Cette collaboration des classes dans la lutte d’émancipation nationale et l’absence de soutien de la part du prolétariat des métropoles, prisonnier du social-impérialisme de marque stalinienne ou social-démocrate, est un fait historique qui inévitablement pèse et pèsera négativement sur l’adoption de positions classistes et internationalistes par le prolétariat de ces pays.

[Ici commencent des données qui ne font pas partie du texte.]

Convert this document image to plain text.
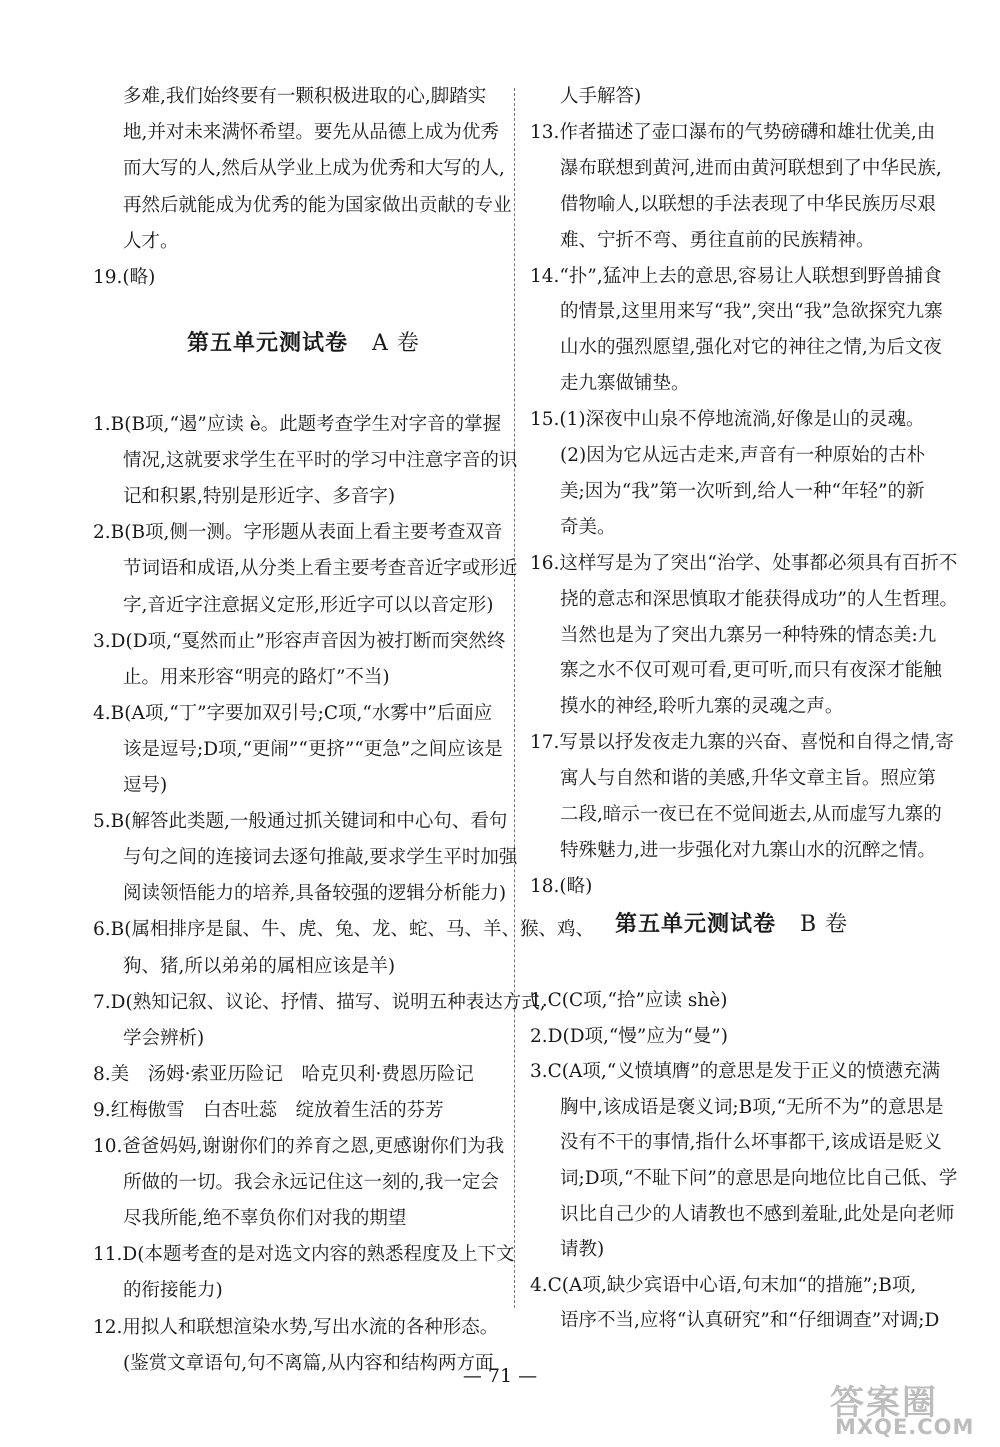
多难,我们始终要有一颗积极进取的心,脚踏实
地,并对未来满怀希望。要先从品德上成为优秀
而大写的人,然后从学业上成为优秀和大写的人,
再然后就能成为优秀的能为国家做出贡献的专业
人才。
19.(略)
1.B(B项,“遏”应读 è。此题考查学生对字音的掌握
情况,这就要求学生在平时的学习中注意字音的识
记和积累,特别是形近字、多音字)
2.B(B项,侧一测。字形题从表面上看主要考查双音
节词语和成语,从分类上看主要考查音近字或形近
字,音近字注意据义定形,形近字可以以音定形)
3.D(D项,“戛然而止”形容声音因为被打断而突然终
止。用来形容“明亮的路灯”不当)
4.B(A项,“丁”字要加双引号;C项,“水雾中”后面应
该是逗号;D项,“更闹”“更挤”“更急”之间应该是
逗号)
5.B(解答此类题,一般通过抓关键词和中心句、看句
与句之间的连接词去逐句推敲,要求学生平时加强
阅读领悟能力的培养,具备较强的逻辑分析能力)
6.B(属相排序是鼠、牛、虎、兔、龙、蛇、马、羊、猴、鸡、
狗、猪,所以弟弟的属相应该是羊)
7.D(熟知记叙、议论、抒情、描写、说明五种表达方式,
学会辨析)
8.美　汤姆·索亚历险记　哈克贝利·费恩历险记
9.红梅傲雪　白杏吐蕊　绽放着生活的芬芳
10.爸爸妈妈,谢谢你们的养育之恩,更感谢你们为我
所做的一切。我会永远记住这一刻的,我一定会
尽我所能,绝不辜负你们对我的期望
11.D(本题考查的是对选文内容的熟悉程度及上下文
的衔接能力)
12.用拟人和联想渲染水势,写出水流的各种形态。
(鉴赏文章语句,句不离篇,从内容和结构两方面
人手解答)
13.作者描述了壶口瀑布的气势磅礴和雄壮优美,由
瀑布联想到黄河,进而由黄河联想到了中华民族,
借物喻人,以联想的手法表现了中华民族历尽艰
难、宁折不弯、勇往直前的民族精神。
14.“扑”,猛冲上去的意思,容易让人联想到野兽捕食
的情景,这里用来写“我”,突出“我”急欲探究九寨
山水的强烈愿望,强化对它的神往之情,为后文夜
走九寨做铺垫。
15.(1)深夜中山泉不停地流淌,好像是山的灵魂。
(2)因为它从远古走来,声音有一种原始的古朴
美;因为“我”第一次听到,给人一种“年轻”的新
奇美。
16.这样写是为了突出“治学、处事都必须具有百折不
挠的意志和深思慎取才能获得成功”的人生哲理。
当然也是为了突出九寨另一种特殊的情态美:九
寨之水不仅可观可看,更可听,而只有夜深才能触
摸水的神经,聆听九寨的灵魂之声。
17.写景以抒发夜走九寨的兴奋、喜悦和自得之情,寄
寓人与自然和谐的美感,升华文章主旨。照应第
二段,暗示一夜已在不觉间逝去,从而虚写九寨的
特殊魅力,进一步强化对九寨山水的沉醉之情。
18.(略)
1.C(C项,“拾”应读 shè)
2.D(D项,“慢”应为“曼”)
3.C(A项,“义愤填膺”的意思是发于正义的愤懑充满
胸中,该成语是褒义词;B项,“无所不为”的意思是
没有不干的事情,指什么坏事都干,该成语是贬义
词;D项,“不耻下问”的意思是向地位比自己低、学
识比自己少的人请教也不感到羞耻,此处是向老师
请教)
4.C(A项,缺少宾语中心语,句末加“的措施”;B项,
语序不当,应将“认真研究”和“仔细调查”对调;D
第五单元测试卷 A 卷
第五单元测试卷 B 卷
— 71 —
答案圈
MXQE.COM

Mais les décennies qui ont suivi la deuxième guerre mondiale ont vu le capitalisme s’installer et se développer sur la planète entière; condamnant inéluctablement à la ruine et à la prolétarisation des centaines et des centaines de millions de petits producteurs, ce développement capitaliste a accumulé ainsi les matières sociales explosives dans le monde entier. Dans les pays capitalistes développés eux-mêmes, la croissance capitaliste a éliminé une très grande partie des couches intermédiaires classiques (paysannerie…) dont le rôle conservateur ou réactionnaire a été un ferme appui de l’ordre bourgeois: en France ou en Italie près de la moitié de la population vivait encore à la campagne en 1945.

Pour la première fois dans l’histoire, l’arène de la lutte des classes modernes et surtout l’arène de la future révolution communiste internationale deviennent potentiellement mondiales, alors qu’en 1848 elles ne concernaient qu’un coin d’Europe occidentale, à peine élargi à la Russie et à l’Europe centrale en 1917; et les bases de la révolution deviennent beaucoup plus sûres, nombre de ces pays n’étant alors pas encore pleinement capitalistes. C’est là un résultat éminemment positif pour l’avenir

 

Trente ans d’un cycle de récessions et de reprises économiques

 

1975, date de la première grande crise internationale du capitalisme après la guerre, signa la fin de sa phase d’expansion en apparence illimitée et d’amélioration en apparence continue de la condition prolétarienne dans les grands pays capitalistes; les crises cycliques, quasiment imperceptibles auparavant, notamment grâce à l’action «anticyclique» des dépenses (sociales ou autres) de l’Etat allaient resurgir avec une force croissante.

Surtout après la crise suivante de 1981-82, les gouvernants bourgeois des grands pays capitalistes rompirent avec la politique sociale en vigueur auparavant, remettant en cause les modalités précédentes de la collaboration des classes. Initié en Grande Bretagne par Thatcher, relayé aux Etats-Unis par Reagan, ce tournant se généralisa aux autres pays, selon un rythme et des modalités variables. Les grandes luttes qui étaient une conséquence de la crise économique débouchèrent sur des défaites devant la détermination des pouvoirs bourgeois: les grèves en Pologne furent finalement brisées par la dictature militaire, la grande grève des mineurs britanniques échoua face à la détermination de Thatcher et le refus des syndicats à généraliser le conflit, les luttes des sidérurgistes français furent étouffées par le nouveau gouvernement socialiste, etc. En Iran la chute du régime du Shah déboucha sur la mise en place du régime islamiste anti-ouvrier de Khomeiny: l’ordre capitaliste mondial réussissait à contrôler la situation, tout en «serrant la vis» au prolétariat.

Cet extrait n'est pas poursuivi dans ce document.